Otávio estava com náuseas. Tudo era confuso demais, ridículo demais, estúpido demais.

- Além do mais, Alice não faz meu tipo. Eu sou gayl.

Otávio se levantou, andou pela sala, olhou para Vand, horrorizado e perplexo.

- Como posso acreditar no que diz?

- Quer ver o retrato lá no meu apartamento? Você verá de qualquer jeito. Olha aqui! - Vand tirou do bolso da calça uma fotografia. Era Otávio abraçado com sua esposa. A foto preferida do casal.

- Foi este retrato que pintei. Está vendo?

Otávio sentia a cabeça rodar. Sua insensatez o levou a desconfiar de sua esposa e, pior ainda, a quase matá-la. De repente, não sabia mais se preferia ter sido traído, pois a desconstrução abrupta do adultério em sua mente era ainda mais cruel. Pensou que enlouqueceria, seus pensamentos voavam com tal ligeireza que era impossível encontrar um equilíbrio, e ele se via em meio a um tornado, onde o vento faz os pés saírem do chão, e tudo girar numa velocidade absurda. Ele olhou para Vand, que sentado no sofá, com os olhos a açoitá-lo e fazê-lo sentir-se ainda mais desvairado, acabava por completar aquele espetáculo de falência e miséria humana. Sentiu-se fraco, humilhado, com vergonha e ódio de si, asco do tempo, raiva de não possuir o poder de fazer com que as horas recuassem para evitar toda aquela tragédia. Nada agora lhe restava, a não ser torcer para o restabelecimento de sua esposa. Quanta estupidez, ele praguejava a si.

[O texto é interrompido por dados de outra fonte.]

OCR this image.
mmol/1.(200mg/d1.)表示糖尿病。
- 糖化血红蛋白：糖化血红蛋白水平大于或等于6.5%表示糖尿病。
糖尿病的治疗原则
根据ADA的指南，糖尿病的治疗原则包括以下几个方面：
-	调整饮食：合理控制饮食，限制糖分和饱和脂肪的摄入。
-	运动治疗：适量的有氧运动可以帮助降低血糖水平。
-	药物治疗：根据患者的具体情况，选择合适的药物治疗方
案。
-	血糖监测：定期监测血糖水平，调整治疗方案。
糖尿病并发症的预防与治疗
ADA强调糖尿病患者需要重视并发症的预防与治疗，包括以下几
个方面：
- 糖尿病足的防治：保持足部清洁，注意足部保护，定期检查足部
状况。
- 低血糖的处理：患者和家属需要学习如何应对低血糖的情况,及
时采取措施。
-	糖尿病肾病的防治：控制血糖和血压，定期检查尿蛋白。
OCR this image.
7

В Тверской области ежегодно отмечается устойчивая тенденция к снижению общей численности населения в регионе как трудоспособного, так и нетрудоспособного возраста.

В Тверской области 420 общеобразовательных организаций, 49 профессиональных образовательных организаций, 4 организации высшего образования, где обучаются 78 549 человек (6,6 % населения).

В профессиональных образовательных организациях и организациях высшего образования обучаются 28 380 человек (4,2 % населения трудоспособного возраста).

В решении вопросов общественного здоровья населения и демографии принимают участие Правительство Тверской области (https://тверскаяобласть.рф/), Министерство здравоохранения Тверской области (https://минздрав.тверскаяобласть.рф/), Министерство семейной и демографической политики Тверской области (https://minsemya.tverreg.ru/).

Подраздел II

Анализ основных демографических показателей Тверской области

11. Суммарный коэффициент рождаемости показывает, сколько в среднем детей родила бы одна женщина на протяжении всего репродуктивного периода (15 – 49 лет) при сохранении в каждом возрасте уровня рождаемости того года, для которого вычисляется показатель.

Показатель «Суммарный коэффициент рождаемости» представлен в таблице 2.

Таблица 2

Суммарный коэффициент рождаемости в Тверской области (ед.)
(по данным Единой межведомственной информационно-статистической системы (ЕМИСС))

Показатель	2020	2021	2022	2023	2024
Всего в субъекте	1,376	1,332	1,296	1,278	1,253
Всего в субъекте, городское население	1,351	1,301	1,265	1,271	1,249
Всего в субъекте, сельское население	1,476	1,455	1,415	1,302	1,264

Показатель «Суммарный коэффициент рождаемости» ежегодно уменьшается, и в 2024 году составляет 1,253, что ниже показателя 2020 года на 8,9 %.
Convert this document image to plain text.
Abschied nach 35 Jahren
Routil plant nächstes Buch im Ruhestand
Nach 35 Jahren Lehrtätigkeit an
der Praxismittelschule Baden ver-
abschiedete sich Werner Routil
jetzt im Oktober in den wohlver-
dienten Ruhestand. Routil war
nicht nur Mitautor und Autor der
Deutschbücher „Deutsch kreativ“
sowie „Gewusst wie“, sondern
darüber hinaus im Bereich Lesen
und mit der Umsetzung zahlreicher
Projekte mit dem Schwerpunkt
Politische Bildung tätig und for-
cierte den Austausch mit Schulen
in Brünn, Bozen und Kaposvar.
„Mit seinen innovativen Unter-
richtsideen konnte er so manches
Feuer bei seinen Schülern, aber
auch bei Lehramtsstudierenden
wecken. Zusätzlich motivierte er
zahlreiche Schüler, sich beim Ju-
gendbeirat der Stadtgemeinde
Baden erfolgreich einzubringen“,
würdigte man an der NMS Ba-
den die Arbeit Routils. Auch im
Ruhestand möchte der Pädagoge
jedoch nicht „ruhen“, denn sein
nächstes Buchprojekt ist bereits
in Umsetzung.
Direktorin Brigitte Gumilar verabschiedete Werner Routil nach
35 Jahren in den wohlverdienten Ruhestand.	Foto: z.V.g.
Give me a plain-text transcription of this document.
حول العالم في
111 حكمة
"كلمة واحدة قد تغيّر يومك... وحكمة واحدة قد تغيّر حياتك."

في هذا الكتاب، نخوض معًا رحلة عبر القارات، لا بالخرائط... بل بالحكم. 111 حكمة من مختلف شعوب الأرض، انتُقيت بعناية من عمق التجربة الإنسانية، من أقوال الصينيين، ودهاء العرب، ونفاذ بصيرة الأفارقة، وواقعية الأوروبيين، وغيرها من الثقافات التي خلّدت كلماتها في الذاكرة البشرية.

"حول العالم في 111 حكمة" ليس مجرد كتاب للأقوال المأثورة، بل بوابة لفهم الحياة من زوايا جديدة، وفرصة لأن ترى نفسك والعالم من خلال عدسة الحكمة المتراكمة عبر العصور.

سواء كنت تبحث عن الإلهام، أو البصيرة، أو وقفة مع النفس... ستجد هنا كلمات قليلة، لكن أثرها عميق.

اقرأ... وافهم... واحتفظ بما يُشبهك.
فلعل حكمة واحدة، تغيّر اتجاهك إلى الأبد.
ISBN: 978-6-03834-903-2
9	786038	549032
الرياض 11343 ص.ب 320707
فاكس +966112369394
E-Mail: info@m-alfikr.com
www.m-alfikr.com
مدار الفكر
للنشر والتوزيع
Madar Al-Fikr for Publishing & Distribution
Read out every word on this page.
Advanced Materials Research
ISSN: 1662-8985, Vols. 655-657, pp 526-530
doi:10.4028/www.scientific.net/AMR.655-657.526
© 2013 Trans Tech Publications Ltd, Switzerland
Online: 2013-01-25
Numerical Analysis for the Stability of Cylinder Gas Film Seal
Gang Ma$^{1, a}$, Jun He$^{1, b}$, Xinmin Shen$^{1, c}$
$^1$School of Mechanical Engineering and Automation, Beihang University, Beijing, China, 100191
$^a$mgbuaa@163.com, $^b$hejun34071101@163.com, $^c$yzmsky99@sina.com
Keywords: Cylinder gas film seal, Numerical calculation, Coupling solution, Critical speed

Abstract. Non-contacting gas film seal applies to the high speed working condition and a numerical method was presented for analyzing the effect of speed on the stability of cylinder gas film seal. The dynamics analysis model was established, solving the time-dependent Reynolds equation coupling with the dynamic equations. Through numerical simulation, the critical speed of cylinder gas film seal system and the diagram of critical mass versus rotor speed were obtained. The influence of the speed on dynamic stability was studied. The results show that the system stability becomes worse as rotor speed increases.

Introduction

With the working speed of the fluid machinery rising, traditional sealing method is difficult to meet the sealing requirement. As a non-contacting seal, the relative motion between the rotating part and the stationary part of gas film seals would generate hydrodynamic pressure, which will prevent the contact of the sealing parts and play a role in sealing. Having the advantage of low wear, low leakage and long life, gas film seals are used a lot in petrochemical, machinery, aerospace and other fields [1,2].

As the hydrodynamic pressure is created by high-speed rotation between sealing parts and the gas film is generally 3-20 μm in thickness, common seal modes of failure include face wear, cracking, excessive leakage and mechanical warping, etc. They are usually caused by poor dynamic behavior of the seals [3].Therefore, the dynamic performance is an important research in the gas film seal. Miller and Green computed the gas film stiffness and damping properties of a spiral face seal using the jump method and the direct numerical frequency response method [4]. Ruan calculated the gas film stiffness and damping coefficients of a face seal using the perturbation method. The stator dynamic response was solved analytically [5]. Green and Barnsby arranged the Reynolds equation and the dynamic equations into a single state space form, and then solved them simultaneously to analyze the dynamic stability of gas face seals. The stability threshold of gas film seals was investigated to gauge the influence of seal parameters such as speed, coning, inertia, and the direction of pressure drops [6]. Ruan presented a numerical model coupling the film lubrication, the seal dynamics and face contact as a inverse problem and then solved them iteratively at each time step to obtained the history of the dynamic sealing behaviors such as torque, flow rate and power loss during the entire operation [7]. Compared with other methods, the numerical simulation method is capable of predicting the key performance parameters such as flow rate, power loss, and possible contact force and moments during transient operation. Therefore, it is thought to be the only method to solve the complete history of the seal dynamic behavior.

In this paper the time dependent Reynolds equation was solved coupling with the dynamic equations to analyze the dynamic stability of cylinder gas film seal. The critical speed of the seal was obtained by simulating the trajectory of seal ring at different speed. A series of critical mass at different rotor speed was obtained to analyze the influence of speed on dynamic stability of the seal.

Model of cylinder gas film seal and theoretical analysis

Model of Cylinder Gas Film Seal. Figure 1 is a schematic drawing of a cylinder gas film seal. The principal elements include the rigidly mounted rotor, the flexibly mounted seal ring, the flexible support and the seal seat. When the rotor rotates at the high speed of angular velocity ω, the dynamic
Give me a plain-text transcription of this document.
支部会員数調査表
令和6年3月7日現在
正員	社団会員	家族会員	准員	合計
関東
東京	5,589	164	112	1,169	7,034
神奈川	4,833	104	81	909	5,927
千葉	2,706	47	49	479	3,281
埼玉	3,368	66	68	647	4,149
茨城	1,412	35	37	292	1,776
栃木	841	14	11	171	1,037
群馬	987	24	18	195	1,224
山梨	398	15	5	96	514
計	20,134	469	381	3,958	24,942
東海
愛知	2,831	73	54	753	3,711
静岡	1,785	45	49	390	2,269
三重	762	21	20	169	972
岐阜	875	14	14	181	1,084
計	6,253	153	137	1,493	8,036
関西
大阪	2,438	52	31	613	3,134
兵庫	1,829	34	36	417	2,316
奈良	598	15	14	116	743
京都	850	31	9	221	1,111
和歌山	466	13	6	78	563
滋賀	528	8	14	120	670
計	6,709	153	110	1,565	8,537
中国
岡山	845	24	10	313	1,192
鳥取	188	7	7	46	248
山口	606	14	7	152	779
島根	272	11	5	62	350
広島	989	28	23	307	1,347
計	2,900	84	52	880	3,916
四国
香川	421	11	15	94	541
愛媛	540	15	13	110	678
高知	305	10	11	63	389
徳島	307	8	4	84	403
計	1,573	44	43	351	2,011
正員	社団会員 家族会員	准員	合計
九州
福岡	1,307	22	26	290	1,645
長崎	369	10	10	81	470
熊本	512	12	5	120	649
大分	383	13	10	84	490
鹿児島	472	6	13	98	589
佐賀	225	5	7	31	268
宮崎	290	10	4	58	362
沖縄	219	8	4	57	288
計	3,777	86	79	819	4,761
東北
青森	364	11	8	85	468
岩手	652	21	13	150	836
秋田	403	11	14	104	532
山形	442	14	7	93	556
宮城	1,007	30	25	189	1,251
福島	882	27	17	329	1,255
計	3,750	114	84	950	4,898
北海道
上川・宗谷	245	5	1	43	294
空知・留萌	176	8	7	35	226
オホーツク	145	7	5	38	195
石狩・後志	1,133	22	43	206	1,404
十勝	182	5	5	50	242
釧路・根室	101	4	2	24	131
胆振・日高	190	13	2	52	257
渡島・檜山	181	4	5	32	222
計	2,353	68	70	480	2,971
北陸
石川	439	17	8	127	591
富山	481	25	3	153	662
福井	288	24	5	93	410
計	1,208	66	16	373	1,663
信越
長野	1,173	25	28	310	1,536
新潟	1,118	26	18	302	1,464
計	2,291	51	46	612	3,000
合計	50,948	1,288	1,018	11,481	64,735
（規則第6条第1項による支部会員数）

Alice permaneceu três dias recebendo tratamento intensivo, depois ficou uma semana sob observação médica. Vand não cobrou pelo retrato. Depois de recuperada, ela já não queria mais o quadro, disse ao artista que lhe traria más recordações. Otávio implorou perdão à esposa e passou semanas e meses esperando. Mas o amor de Alice venceu a mágoa e o casal voltou a viver juntos. Sob os lençóis do amor, um dia ela disse: - Surpresas não mais meu bem. - Ele sorriu, amadurecido, com cara de quem aprendeu a lição, e falou: - Parcialidade nunca mais minha querida.